Metadata-Version: 2.1
Name: excel-text
Version: 0.0.1
Summary: Python implementation of Excel's `text` function
Home-page: https://github.com/AutoActuary/excel-text
Author: Bart-Jan Hulsman, Rudolf Byker
Author-email: hulsmanbj@gmail.com, rudolfbyker@gmail.com
Classifier: Programming Language :: Python :: 3
Classifier: License :: OSI Approved :: MIT License
Classifier: Operating System :: OS Independent
Requires-Python: >=3.7
Description-Content-Type: text/markdown
License-File: LICENCE

# excel-text

Python implementation of Excel's `text` function.

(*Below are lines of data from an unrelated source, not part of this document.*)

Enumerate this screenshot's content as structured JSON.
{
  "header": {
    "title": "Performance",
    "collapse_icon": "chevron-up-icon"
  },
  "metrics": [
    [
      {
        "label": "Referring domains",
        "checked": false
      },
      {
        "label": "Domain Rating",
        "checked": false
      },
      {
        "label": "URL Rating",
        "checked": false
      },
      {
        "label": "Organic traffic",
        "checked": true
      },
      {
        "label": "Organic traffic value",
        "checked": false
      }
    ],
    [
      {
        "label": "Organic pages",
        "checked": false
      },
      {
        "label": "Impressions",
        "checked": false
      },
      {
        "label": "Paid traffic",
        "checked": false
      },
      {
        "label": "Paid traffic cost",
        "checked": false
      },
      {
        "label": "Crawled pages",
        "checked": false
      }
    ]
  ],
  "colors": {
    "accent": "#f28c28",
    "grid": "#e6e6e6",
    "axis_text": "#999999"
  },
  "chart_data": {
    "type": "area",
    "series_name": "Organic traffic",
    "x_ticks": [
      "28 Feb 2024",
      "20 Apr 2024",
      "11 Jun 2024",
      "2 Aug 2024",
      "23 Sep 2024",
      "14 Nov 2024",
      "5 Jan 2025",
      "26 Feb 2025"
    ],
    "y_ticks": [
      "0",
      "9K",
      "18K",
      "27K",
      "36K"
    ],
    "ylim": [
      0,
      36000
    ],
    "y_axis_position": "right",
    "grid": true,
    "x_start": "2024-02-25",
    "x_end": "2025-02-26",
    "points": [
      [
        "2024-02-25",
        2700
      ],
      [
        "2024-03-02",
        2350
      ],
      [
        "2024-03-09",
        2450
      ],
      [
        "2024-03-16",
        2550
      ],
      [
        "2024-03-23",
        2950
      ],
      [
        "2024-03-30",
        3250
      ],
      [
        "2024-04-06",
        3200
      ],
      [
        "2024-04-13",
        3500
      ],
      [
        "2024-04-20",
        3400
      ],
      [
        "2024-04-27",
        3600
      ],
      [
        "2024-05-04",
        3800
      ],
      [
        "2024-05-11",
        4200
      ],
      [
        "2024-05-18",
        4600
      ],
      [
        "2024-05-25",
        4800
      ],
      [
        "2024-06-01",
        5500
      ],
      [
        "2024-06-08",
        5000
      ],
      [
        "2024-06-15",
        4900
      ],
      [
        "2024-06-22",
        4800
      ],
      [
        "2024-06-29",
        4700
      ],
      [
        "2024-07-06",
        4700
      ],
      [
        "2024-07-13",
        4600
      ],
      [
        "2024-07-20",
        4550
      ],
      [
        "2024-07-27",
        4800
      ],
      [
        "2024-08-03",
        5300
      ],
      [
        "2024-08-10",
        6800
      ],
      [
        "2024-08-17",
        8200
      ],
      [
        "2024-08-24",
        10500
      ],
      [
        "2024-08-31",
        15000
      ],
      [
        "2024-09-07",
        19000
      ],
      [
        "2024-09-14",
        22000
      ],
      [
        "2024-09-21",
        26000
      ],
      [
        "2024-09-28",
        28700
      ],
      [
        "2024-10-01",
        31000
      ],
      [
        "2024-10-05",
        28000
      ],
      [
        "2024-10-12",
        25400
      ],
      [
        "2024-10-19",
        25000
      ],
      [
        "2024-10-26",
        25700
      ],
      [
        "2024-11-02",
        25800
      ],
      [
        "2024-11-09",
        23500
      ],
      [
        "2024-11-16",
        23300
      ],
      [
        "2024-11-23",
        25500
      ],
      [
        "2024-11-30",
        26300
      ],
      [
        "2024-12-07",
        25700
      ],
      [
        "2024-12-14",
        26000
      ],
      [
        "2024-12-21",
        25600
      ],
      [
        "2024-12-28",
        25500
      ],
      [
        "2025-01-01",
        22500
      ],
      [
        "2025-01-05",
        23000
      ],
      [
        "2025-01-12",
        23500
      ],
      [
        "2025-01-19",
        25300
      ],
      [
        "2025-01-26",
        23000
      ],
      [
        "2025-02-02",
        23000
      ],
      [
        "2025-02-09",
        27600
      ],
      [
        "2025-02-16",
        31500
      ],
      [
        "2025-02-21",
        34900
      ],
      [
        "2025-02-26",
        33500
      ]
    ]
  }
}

The 1900 bug is reproduced.

## Upstream docs

- https://support.microsoft.com/en-us/office/text-function-20d5ac4d-7b94-49fd-bb38-93d29371225c
- https://docs.microsoft.com/en-us/office/troubleshoot/excel/wrongly-assumes-1900-is-leap-year
- https://www.quora.com/Why-wont-Microsoft-fix-the-1900-leap-year-bug-that-exists-in-Excel

## Examples

1. Currency with thousands separators and decimals. 
   `=TEXT(1234.567,"$#,##0.00")` = `$1,234.57`
2. Date and time functions.
   `=TEXT(10,"MM/DD/YYYY")` = `01/10/1900`
3. Percentages
   `=TEXT(0.285,"0.0%")` = `28.5%`
4. Leading zeros
   `=TEXT(1234,"0000000")` = `0001234`
5. Custom Latitude/longitude
   `=TEXT(123456,"##0° 00' 00''")` = `12° 34' 56''`

## Limitations

- Filling with `*` is not supported.
- `@` is not supported in the format argument.
- Single quotation marks `'` are not supported for inserting strings. Double quotation marks `"` must be used.
- String characters that can be incorrectly interpreted as datetime options can only be used if used with quotation 
marks. 
- When `[]` are used for date/datetime/time, only the first character in the brackets will be used.